Anthony Bourdain Couldn't Stand People Who Follow This Diet

Anthony Bourdain left a lasting impression on the world with his ardent passion for food and travel, larger-than-life personality, and humanitarianism. The late celebrity chef and bestselling author was also well-known for having strong, often controversial opinions — and not being afraid to express them. A slew of his television co-stars ended up on the receiving end of his sharp-tongued commentary over the years, as Thrillist has pointed out, and he had no problem criticizing food trends that most people adore (via First We Feast). Of all the things Bourdain publicly despised, vegetarians were one of the highest on his list.

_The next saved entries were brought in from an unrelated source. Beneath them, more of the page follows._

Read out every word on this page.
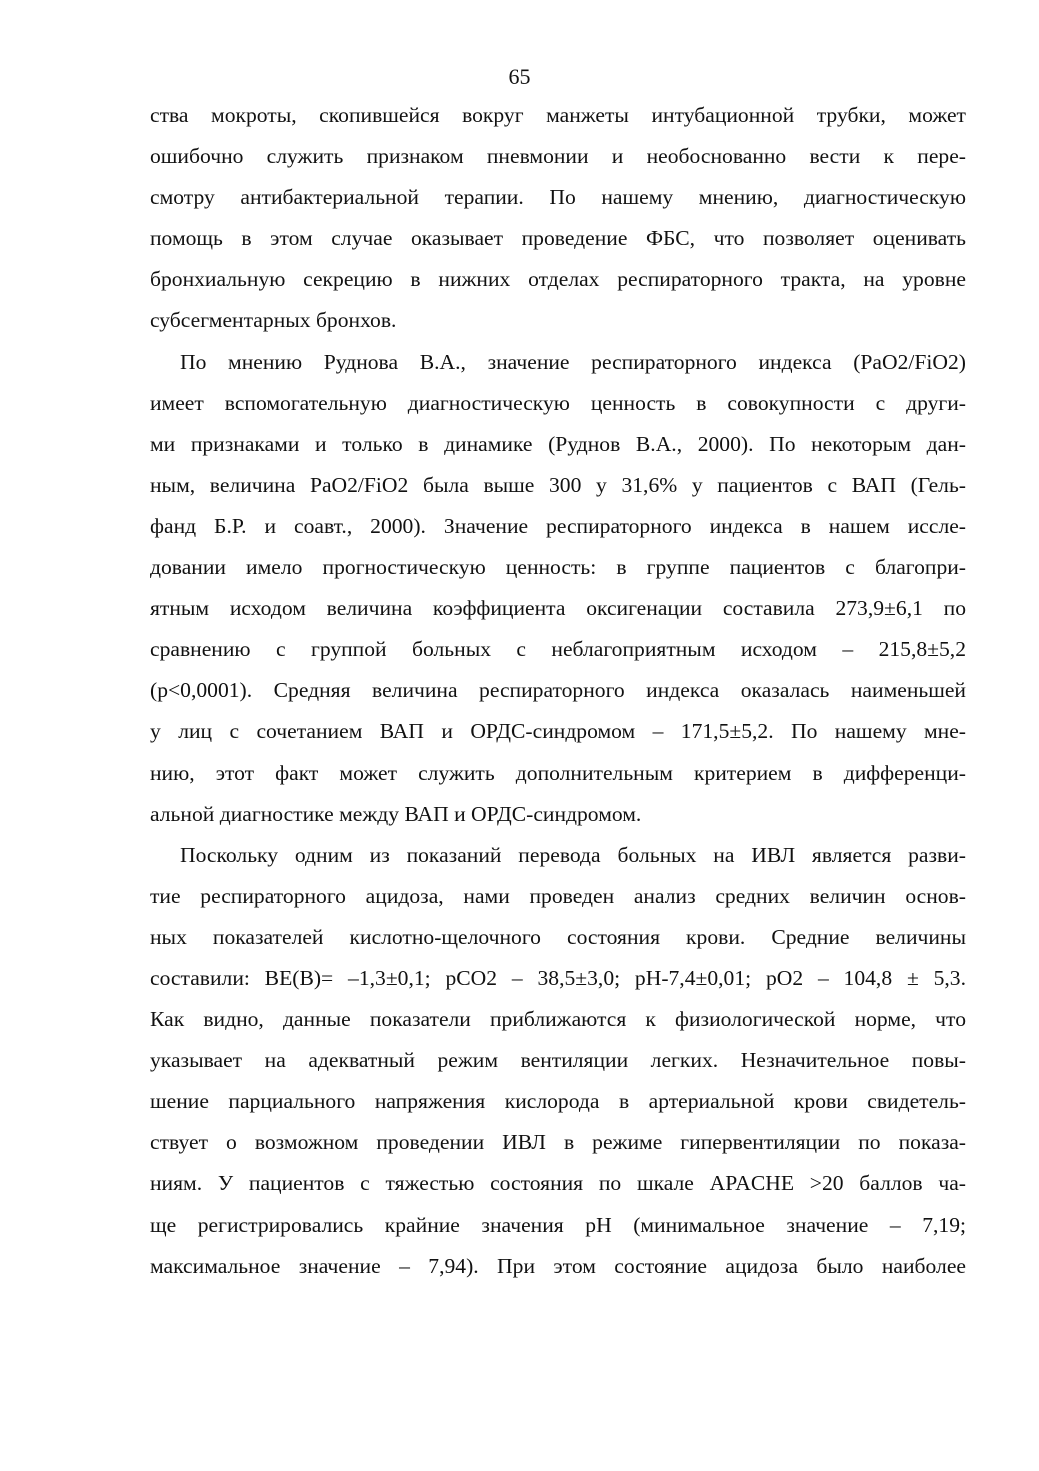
65
ства мокроты, скопившейся вокруг манжеты интубационной трубки, может
ошибочно служить признаком пневмонии и необоснованно вести к пере-
смотру антибактериальной терапии. По нашему мнению, диагностическую
помощь в этом случае оказывает проведение ФБС, что позволяет оценивать
бронхиальную секрецию в нижних отделах респираторного тракта, на уровне
субсегментарных бронхов.
По мнению Руднова В.А., значение респираторного индекса (PaO2/FiO2)
имеет вспомогательную диагностическую ценность в совокупности с други-
ми признаками и только в динамике (Руднов В.А., 2000). По некоторым дан-
ным, величина PaO2/FiO2 была выше 300 у 31,6% у пациентов с ВАП (Гель-
фанд Б.Р. и соавт., 2000). Значение респираторного индекса в нашем иссле-
довании имело прогностическую ценность: в группе пациентов с благопри-
ятным исходом величина коэффициента оксигенации составила 273,9±6,1 по
сравнению с группой больных с неблагоприятным исходом – 215,8±5,2
(p<0,0001). Средняя величина респираторного индекса оказалась наименьшей
у лиц с сочетанием ВАП и ОРДС-синдромом – 171,5±5,2. По нашему мне-
нию, этот факт может служить дополнительным критерием в дифференци-
альной диагностике между ВАП и ОРДС-синдромом.
Поскольку одним из показаний перевода больных на ИВЛ является разви-
тие респираторного ацидоза, нами проведен анализ средних величин основ-
ных показателей кислотно-щелочного состояния крови. Средние величины
составили: BE(B)= –1,3±0,1; pCO2 – 38,5±3,0; pH-7,4±0,01; pO2 – 104,8 ± 5,3.
Как видно, данные показатели приближаются к физиологической норме, что
указывает на адекватный режим вентиляции легких. Незначительное повы-
шение парциального напряжения кислорода в артериальной крови свидетель-
ствует о возможном проведении ИВЛ в режиме гипервентиляции по показа-
ниям. У пациентов с тяжестью состояния по шкале APACHE >20 баллов ча-
ще регистрировались крайние значения pH (минимальное значение – 7,19;
максимальное значение – 7,94). При этом состояние ацидоза было наиболее
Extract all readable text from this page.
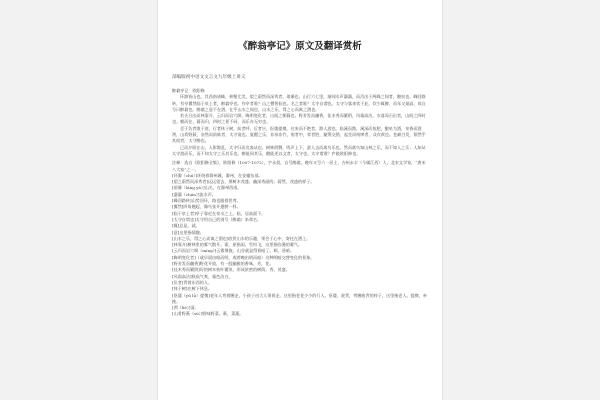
《醉翁亭记》原文及翻译赏析
部编版初中语文文言文九年级上讲义

醉翁亭记　欧阳修

环滁皆山也。其西南诸峰，林壑尤美，望之蔚然而深秀者，琅琊也。山行六七里，渐闻水声潺潺，而泻出于两峰之间者，酿泉也。峰回路转，有亭翼然临于泉上者，醉翁亭也。作亭者谁？山之僧智仙也。名之者谁？太守自谓也。太守与客来饮于此，饮少辄醉，而年又最高，故自号曰醉翁也。醉翁之意不在酒，在乎山水之间也。山水之乐，得之心而寓之酒也。

若夫日出而林霏开，云归而岩穴暝，晦明变化者，山间之朝暮也。野芳发而幽香，佳木秀而繁阴，风霜高洁，水落而石出者，山间之四时也。朝而往，暮而归，四时之景不同，而乐亦无穷也。

至于负者歌于途，行者休于树，前者呼，后者应，伛偻提携，往来而不绝者，滁人游也。临溪而渔，溪深而鱼肥，酿泉为酒，泉香而酒洌，山肴野蔌，杂然而前陈者，太守宴也。宴酣之乐，非丝非竹，射者中，弈者胜，觥筹交错，起坐而喧哗者，众宾欢也。苍颜白发，颓然乎其间者，太守醉也。

已而夕阳在山，人影散乱，太守归而宾客从也。树林阴翳，鸣声上下，游人去而禽鸟乐也。然而禽鸟知山林之乐，而不知人之乐；人知从太守游而乐，而不知太守之乐其乐也。醉能同其乐，醒能述以文者，太守也。太守谓谁？庐陵欧阳修也。

注释：选自《欧阳修全集》。欧阳修（1007-1072），字永叔，自号醉翁，晚年又号六一居士，吉州永丰（今属江西）人，北宋文学家，“唐宋八大家”之一。

[环滁（chú）]环绕着滁州城。滁州，在安徽东部。

[望之蔚然而深秀者]远远望去，那树木茂盛、幽深秀丽的。蔚然，茂盛的样子。

[琅琊（láng yá）]山名，在滁州西南。

[潺潺（chán）]流水声。

[峰回路转]山势回环，路也跟着拐弯。

[翼然]四角翘起，像鸟张开翅膀一样。

[临于泉上者]亭子靠近在泉水之上。临，居高面下。

[太守自谓也]太守用自己的别号（醉翁）来命名。

[辄]总是，就。

[意]这里指情趣。

[山水之乐，得之心而寓之酒也]欣赏山水的乐趣，领会于心中，寄托在酒上。

[林霏开]树林里的雾气散开。霏，原指雨、雪纷飞，这里指弥漫的雾气。

[云归而岩穴暝（míng）]云雾聚拢，山谷就显得昏暗了。暝，昏暗。

[晦明变化者]（或早晨由暗而明，或傍晚由明而暗）这种明暗交替变化的景象。

[野芳发而幽香]野花开放，有一股幽雅的香味。芳，花。

[佳木秀而繁阴]好的树木枝叶繁茂，形成浓密的树荫。秀，茂盛。

[风霜高洁]秋高气爽，霜色洁白。

[负者]背着东西的人。

[休于树]在树下休息。

[伛偻（yǔ lǚ）提携]老年人弯着腰走，小孩子由大人领着走。这里指老老少少的行人。伛偻，驼背，弯腰曲背的样子，这里指老人。提携，牵挽。

[洌（liè）]清。

[山肴野蔌（sù）]野味野菜。蔌，菜蔬。
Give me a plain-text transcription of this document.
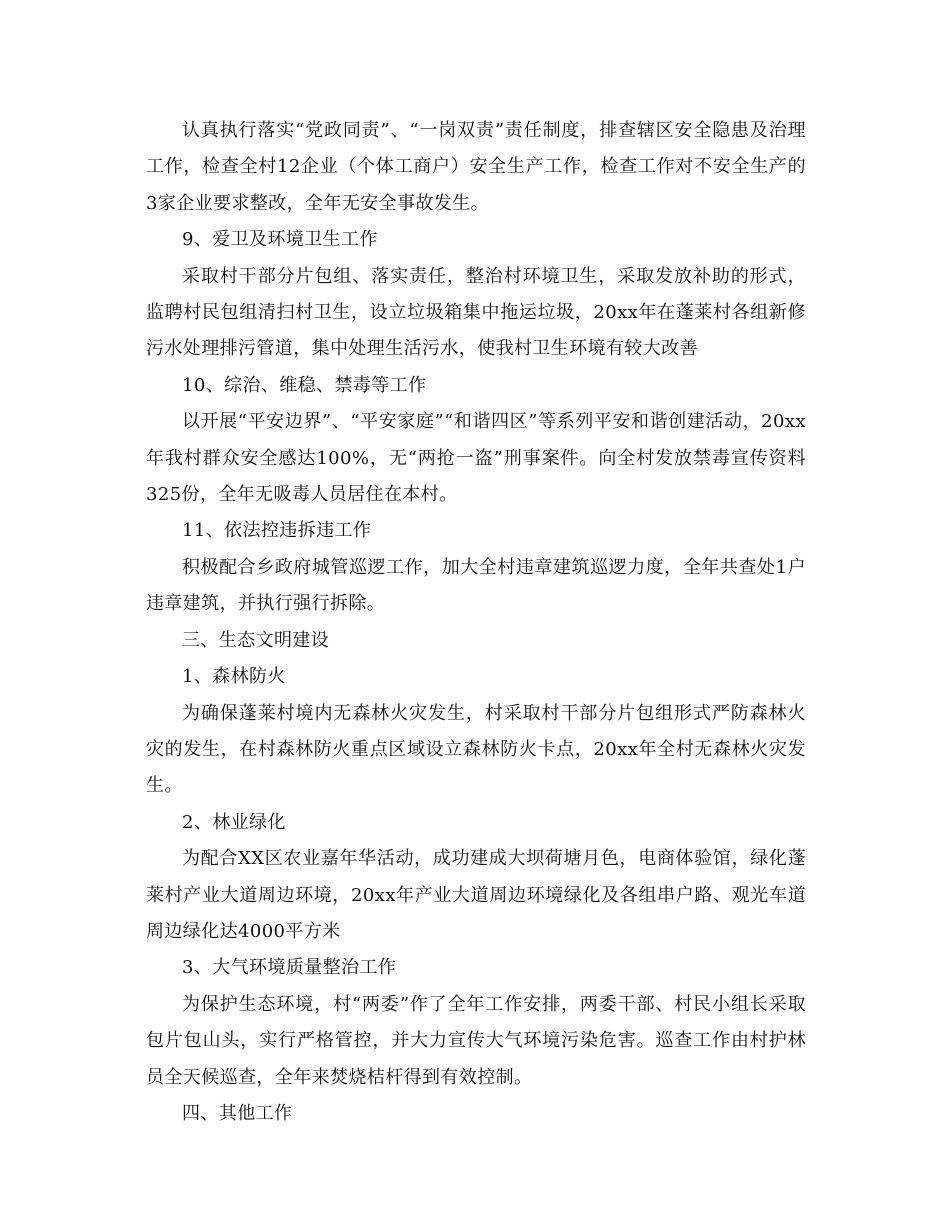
认真执行落实“党政同责”、“一岗双责”责任制度，排查辖区安全隐患及治理工作，检查全村12企业（个体工商户）安全生产工作，检查工作对不安全生产的3家企业要求整改，全年无安全事故发生。

9、爱卫及环境卫生工作

采取村干部分片包组、落实责任，整治村环境卫生，采取发放补助的形式，监聘村民包组清扫村卫生，设立垃圾箱集中拖运垃圾，20xx年在蓬莱村各组新修污水处理排污管道，集中处理生活污水，使我村卫生环境有较大改善

10、综治、维稳、禁毒等工作

以开展“平安边界”、“平安家庭”“和谐四区”等系列平安和谐创建活动，20xx年我村群众安全感达100%，无“两抢一盗”刑事案件。向全村发放禁毒宣传资料325份，全年无吸毒人员居住在本村。

11、依法控违拆违工作

积极配合乡政府城管巡逻工作，加大全村违章建筑巡逻力度，全年共查处1户违章建筑，并执行强行拆除。

三、生态文明建设

1、森林防火

为确保蓬莱村境内无森林火灾发生，村采取村干部分片包组形式严防森林火灾的发生，在村森林防火重点区域设立森林防火卡点，20xx年全村无森林火灾发生。

2、林业绿化

为配合XX区农业嘉年华活动，成功建成大坝荷塘月色，电商体验馆，绿化蓬莱村产业大道周边环境，20xx年产业大道周边环境绿化及各组串户路、观光车道周边绿化达4000平方米

3、大气环境质量整治工作

为保护生态环境，村“两委”作了全年工作安排，两委干部、村民小组长采取包片包山头，实行严格管控，并大力宣传大气环境污染危害。巡查工作由村护林员全天候巡查，全年来焚烧桔杆得到有效控制。

四、其他工作
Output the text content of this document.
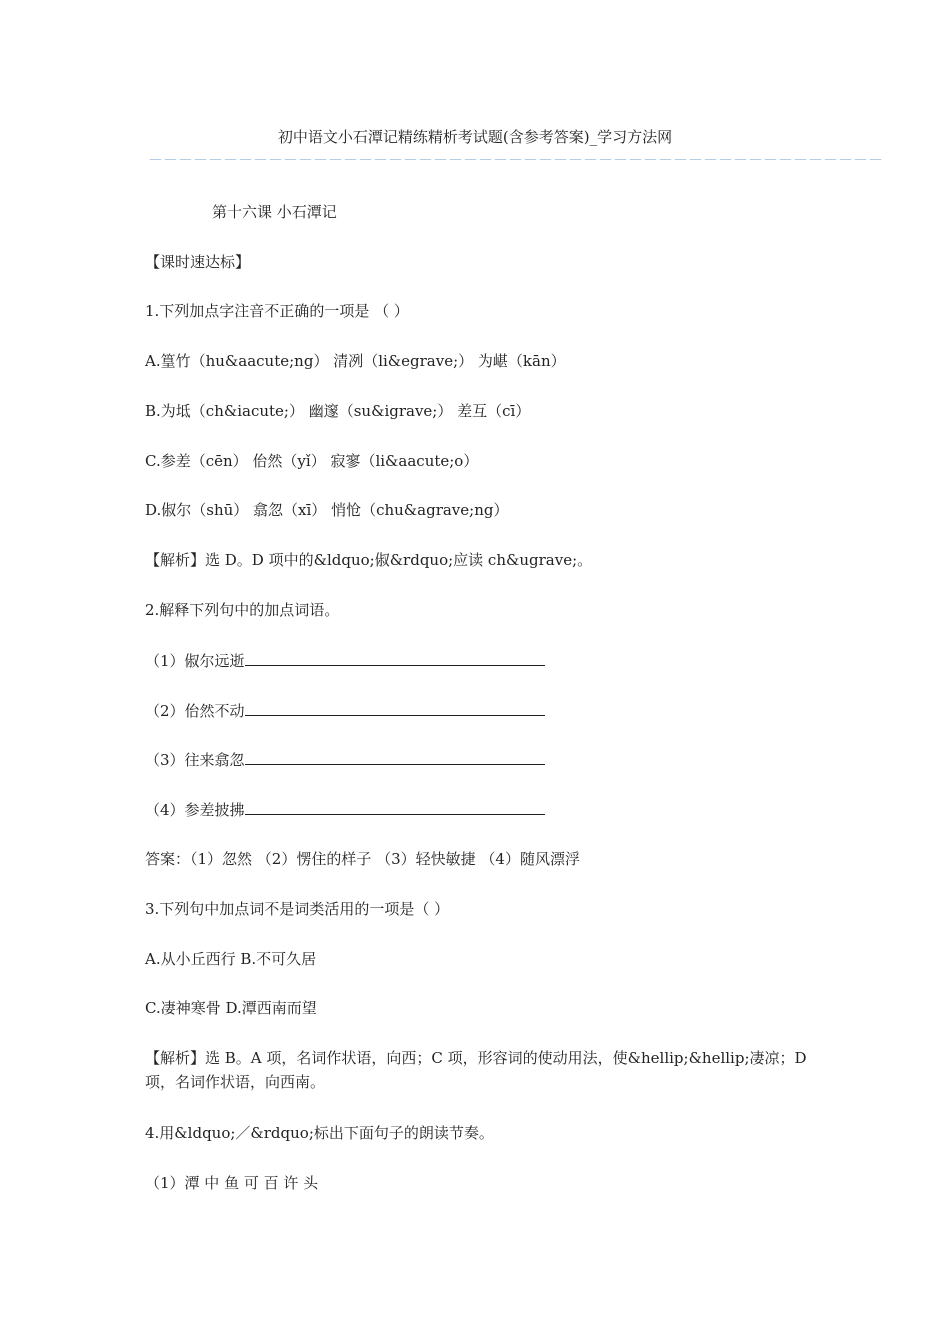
初中语文小石潭记精练精析考试题(含参考答案)_学习方法网
－－－－－－－－－－－－－－－－－－－－－－－－－－－－－－－－－－－－－－－－－－－－－－－－－
第十六课 小石潭记
【课时速达标】
1.下列加点字注音不正确的一项是 （ ）
A.篁竹（hu&aacute;ng） 清冽（li&egrave;） 为嵁（kān）
B.为坻（ch&iacute;） 幽邃（su&igrave;） 差互（cī）
C.参差（cēn） 佁然（yǐ） 寂寥（li&aacute;o）
D.俶尔（shū） 翕忽（xī） 悄怆（chu&agrave;ng）
【解析】选 D。D 项中的&ldquo;俶&rdquo;应读 ch&ugrave;。
2.解释下列句中的加点词语。
（1）俶尔远逝
（2）佁然不动
（3）往来翕忽
（4）参差披拂
答案：（1）忽然 （2）愣住的样子 （3）轻快敏捷 （4）随风漂浮
3.下列句中加点词不是词类活用的一项是（ ）
A.从小丘西行 B.不可久居
C.凄神寒骨 D.潭西南而望
【解析】选 B。A 项，名词作状语，向西；C 项，形容词的使动用法，使&hellip;&hellip;凄凉；D 项，名词作状语，向西南。
4.用&ldquo;／&rdquo;标出下面句子的朗读节奏。
（1）潭 中 鱼 可 百 许 头
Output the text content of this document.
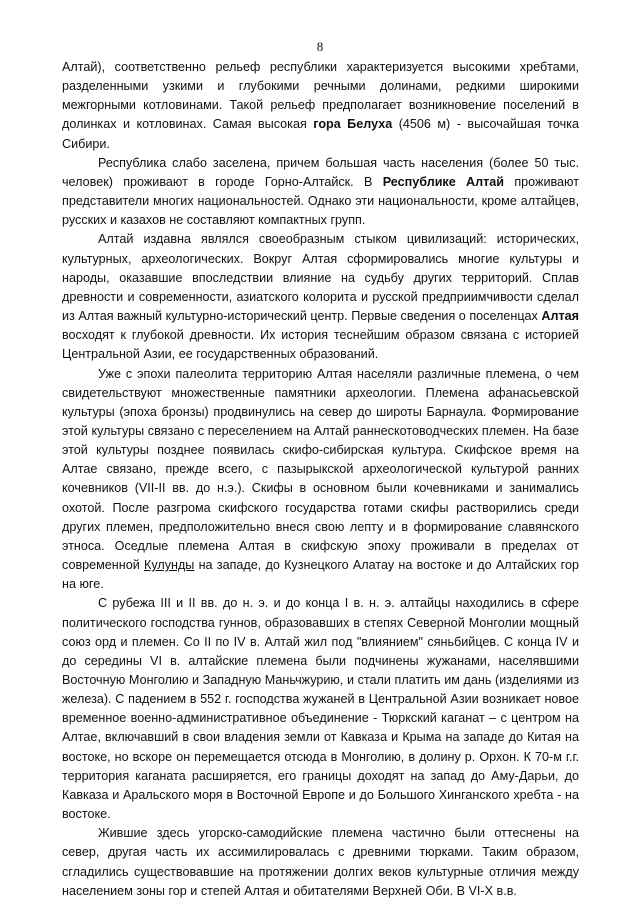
8

Алтай), соответственно рельеф республики характеризуется высокими хребтами, разделенными узкими и глубокими речными долинами, редкими широкими межгорными котловинами. Такой рельеф предполагает возникновение поселений в долинках и котловинах. Самая высокая гора Белуха (4506 м) - высочайшая точка Сибири.

Республика слабо заселена, причем большая часть населения (более 50 тыс. человек) проживают в городе Горно-Алтайск. В Республике Алтай проживают представители многих национальностей. Однако эти национальности, кроме алтайцев, русских и казахов не составляют компактных групп.

Алтай издавна являлся своеобразным стыком цивилизаций: исторических, культурных, археологических. Вокруг Алтая сформировались многие культуры и народы, оказавшие впоследствии влияние на судьбу других территорий. Сплав древности и современности, азиатского колорита и русской предприимчивости сделал из Алтая важный культурно-исторический центр. Первые сведения о поселенцах Алтая восходят к глубокой древности. Их история теснейшим образом связана с историей Центральной Азии, ее государственных образований.

Уже с эпохи палеолита территорию Алтая населяли различные племена, о чем свидетельствуют множественные памятники археологии. Племена афанасьевской культуры (эпоха бронзы) продвинулись на север до широты Барнаула. Формирование этой культуры связано с переселением на Алтай раннескотоводческих племен. На базе этой культуры позднее появилась скифо-сибирская культура. Скифское время на Алтае связано, прежде всего, с пазырыкской археологической культурой ранних кочевников (VII-II вв. до н.э.). Скифы в основном были кочевниками и занимались охотой. После разгрома скифского государства готами скифы растворились среди других племен, предположительно внеся свою лепту и в формирование славянского этноса. Оседлые племена Алтая в скифскую эпоху проживали в пределах от современной Кулунды на западе, до Кузнецкого Алатау на востоке и до Алтайских гор на юге.

С рубежа III и II вв. до н. э. и до конца I в. н. э. алтайцы находились в сфере политического господства гуннов, образовавших в степях Северной Монголии мощный союз орд и племен. Со II по IV в. Алтай жил под "влиянием" сяньбийцев. С конца IV и до середины VI в. алтайские племена были подчинены жужанами, населявшими Восточную Монголию и Западную Маньчжурию, и стали платить им дань (изделиями из железа). С падением в 552 г. господства жужаней в Центральной Азии возникает новое временное военно-административное объединение - Тюркский каганат – с центром на Алтае, включавший в свои владения земли от Кавказа и Крыма на западе до Китая на востоке, но вскоре он перемещается отсюда в Монголию, в долину р. Орхон. К 70-м г.г. территория каганата расширяется, его границы доходят на запад до Аму-Дарьи, до Кавказа и Аральского моря в Восточной Европе и до Большого Хинганского хребта - на востоке.

Жившие здесь угорско-самодийские племена частично были оттеснены на север, другая часть их ассимилировалась с древними тюрками. Таким образом, сгладились существовавшие на протяжении долгих веков культурные отличия между населением зоны гор и степей Алтая и обитателями Верхней Оби. В VI-X в.в.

Bourdain couldn't stomach his distaste for those who follow a vegetarian or (even worse) vegan diet, and called them "enemies of everything that's good and decent in the human spirit" and an "affront" to the "pure enjoyment of food," according to GoodReads. In a 1999 article he wrote for The New Yorker, he listed many mouth-watering carnivorous delicacies such as veal, organ meats, and fish cheeks, and suggested that not eating meat is "treasonous," a crime historically punishable by death, per Cornell Law School.

In a Playboy Magazine interview referenced by One Green Planet, Bourdain elaborated upon his reasoning, explaining that those who refrain from eating meat make poor traveling companions and unsavory guests. He perceived the unwillingness to sample local fare when dining in new, unusual locations as rude and disrespectful.

Anthony Bourdain admitted to enjoying at least one vegetarian meal on camera

In spite of Anthony Bourdain's highly publicized rift with the vegetarian community, the skilled chef still had an appreciation for their cuisine ... on rare occasions. There's visual proof! A video clip from an episode of Anthony Bourdain: Parts Unknown showed the charismatic host in Punjab, India, happily chowing down on an array of meat-free dishes in a crowded Dhaba, which he defined as a "side-of-the-road food stall." 

Bourdain explained that this type of casual establishment is very common in Northern India, and that he had the good fortune to find one of the best. He merrily dipped homemade naan into a variety of colorful and delicious-looking local fare, including chickpeas, saag, and dahl. Between rapidly shoving bites into his mouth and chewing appreciatively, Bourdain owned up to the fact that he might actually like the scrumptious vegetarian feast in front of him.